What's left of the band that was grinding thru the 90's/early 00's doing 250 dates a year knows that they're not gonna eat off records or tour money.
They've grown up & gotten a steady well-paying gig with benes and endless networking opportunities.
Good.
They've more than earned it and I'm proud of how far the boys have come since the Middle East club days doing shows with Jeru, playing out on South Street durino-g their humble indie beginnings around Organix in the early 90’s or even before then dwelling in the shadows of Boyz II Men at The Academy of the Performing Arts High School while their musical director was still waiting for the right time to tell his musician father (Lee Andrews of pioneering Philly doo-wop act The Hearts).
Yet Questlove, currently the hardest-working-man-in-show-business, is a student of the game and knows what affectations/associations will serve to maintain his Metacritic score each time out.
But like an old friend who has to keep it true, it's time to admit that we've now been hearing some variation of this same blueprint for ten years.
And I won't even get into the records growing increasingly darker in content and aggressively more 'difficult' as some sort of subconscious antithesis to the crowd-pleasing band you see on TV.
What you end up with is skillfully played but somewhat ponderous music cloaked in all the accoutrements and murky meaningfulness that the critics/certain fans will proudly proclaim they like but long-term very few truly love.
A month or two after this album when they do a show in New York/Philly/LA, the band will be back to playing Next Movement, Proceed, backing other artists and closing with You Got Me/Seed 2.0.
We're in that 2000s Sonic Youth, post-70's Lou Reed, last 20 years or so Woody Allen, Neither Fish Nor Flesh TTD, post-WB Prince, Jack White after Elephant, George Carlin's caustic/barely-comedic last HBO special after 9/11, Red Hook Brooklyn Spike, Public Enemy with a 10-piece-band to play their R&RHOF Induction......you get the idea. None of the newer material really sticks to the ribs.

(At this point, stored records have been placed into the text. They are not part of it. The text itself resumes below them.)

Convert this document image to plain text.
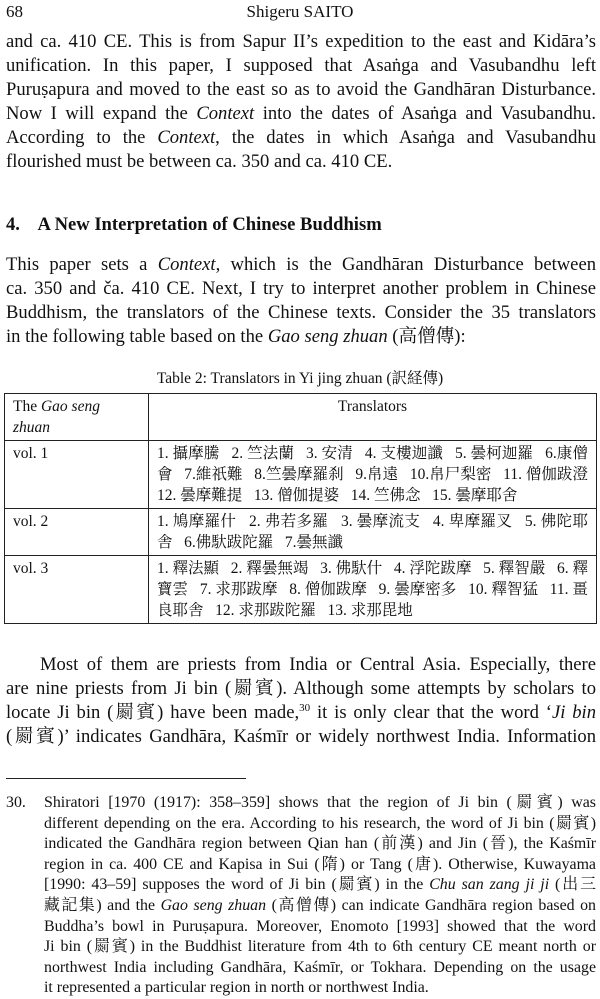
68	Shigeru SAITO
and ca. 410 CE. This is from Sapur II’s expedition to the east and Kidāra’s
unification. In this paper, I supposed that Asaṅga and Vasubandhu left
Puruṣapura and moved to the east so as to avoid the Gandhāran Disturbance.
Now I will expand the Context into the dates of Asaṅga and Vasubandhu.
According to the Context, the dates in which Asaṅga and Vasubandhu
flourished must be between ca. 350 and ca. 410 CE.
4.    A New Interpretation of Chinese Buddhism
This paper sets a Context, which is the Gandhāran Disturbance between
ca. 350 and ča. 410 CE. Next, I try to interpret another problem in Chinese
Buddhism, the translators of the Chinese texts. Consider the 35 translators
in the following table based on the Gao seng zhuan (高僧傳):
Table 2: Translators in Yi jing zhuan (訳経傳)
The Gao seng zhuan	Translators
vol. 1	1. 攝摩騰   2. 竺法蘭   3. 安清   4. 支樓迦讖   5. 曇柯迦羅   6.康僧會   7.維祇難   8.竺曇摩羅刹   9.帛遠   10.帛尸梨密   11. 僧伽跋澄   12. 曇摩難提   13. 僧伽提婆   14. 竺佛念   15. 曇摩耶舍
vol. 2	1. 鳩摩羅什   2. 弗若多羅   3. 曇摩流支   4. 卑摩羅叉   5. 佛陀耶舎   6.佛馱跋陀羅   7.曇無讖
vol. 3	1. 釋法顯   2. 釋曇無竭   3. 佛馱什   4. 浮陀跋摩   5. 釋智嚴   6. 釋寶雲   7. 求那跋摩   8. 僧伽跋摩   9. 曇摩密多   10. 釋智猛   11. 畺良耶舎   12. 求那跋陀羅   13. 求那毘地
Most of them are priests from India or Central Asia. Especially, there
are nine priests from Ji bin (罽賓). Although some attempts by scholars to
locate Ji bin (罽賓) have been made,$^{30}$ it is only clear that the word ‘Ji bin
(罽賓)’ indicates Gandhāra, Kaśmīr or widely northwest India. Information
30. Shiratori [1970 (1917): 358–359] shows that the region of Ji bin (罽賓) was
different depending on the era. According to his research, the word of Ji bin (罽賓)
indicated the Gandhāra region between Qian han (前漢) and Jin (晉), the Kaśmīr
region in ca. 400 CE and Kapisa in Sui (隋) or Tang (唐). Otherwise, Kuwayama
[1990: 43–59] supposes the word of Ji bin (罽賓) in the Chu san zang ji ji (出三
藏記集) and the Gao seng zhuan (高僧傳) can indicate Gandhāra region based on
Buddha’s bowl in Puruṣapura. Moreover, Enomoto [1993] showed that the word
Ji bin (罽賓) in the Buddhist literature from 4th to 6th century CE meant north or
northwest India including Gandhāra, Kaśmīr, or Tokhara. Depending on the usage
it represented a particular region in north or northwest India.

And oddly enough the group once considered 'conscious' by proxy in ‘98/’99 now lyrically seems to try to make big sweeping societal statements but neglect to do the individual soul-bearing work required.
This new album is hopefully the nadir of albums made in this style, the sonic/thematic mood is like some sort of dystopian Gorillaz record where the rap verses are ancillary, minor keys are unrelenting, a few string breaks are interjected, the tempos rarely change and the hooks feel like elongated funeral dirges that you instantly forget when they mercifully end.
After their umpteenth 'challenging' indie-rock/art-hop album in a row, the challenge The Legendary seem least up for taking on is attempting to make entertaining music with any degree of rap energy or element of rock danger.
Hate to be the 'you grandiose m*therf#ck@s don't play the shit that they like' Shadow Henderson/Wesley Snipes type but such is life and after two decades of countless shows, embarrassing numbers of time logged on OKP’s message boards since they became available in ’99 and double-digit automatic album purchases, guess I feel like I've earned the right to gripe.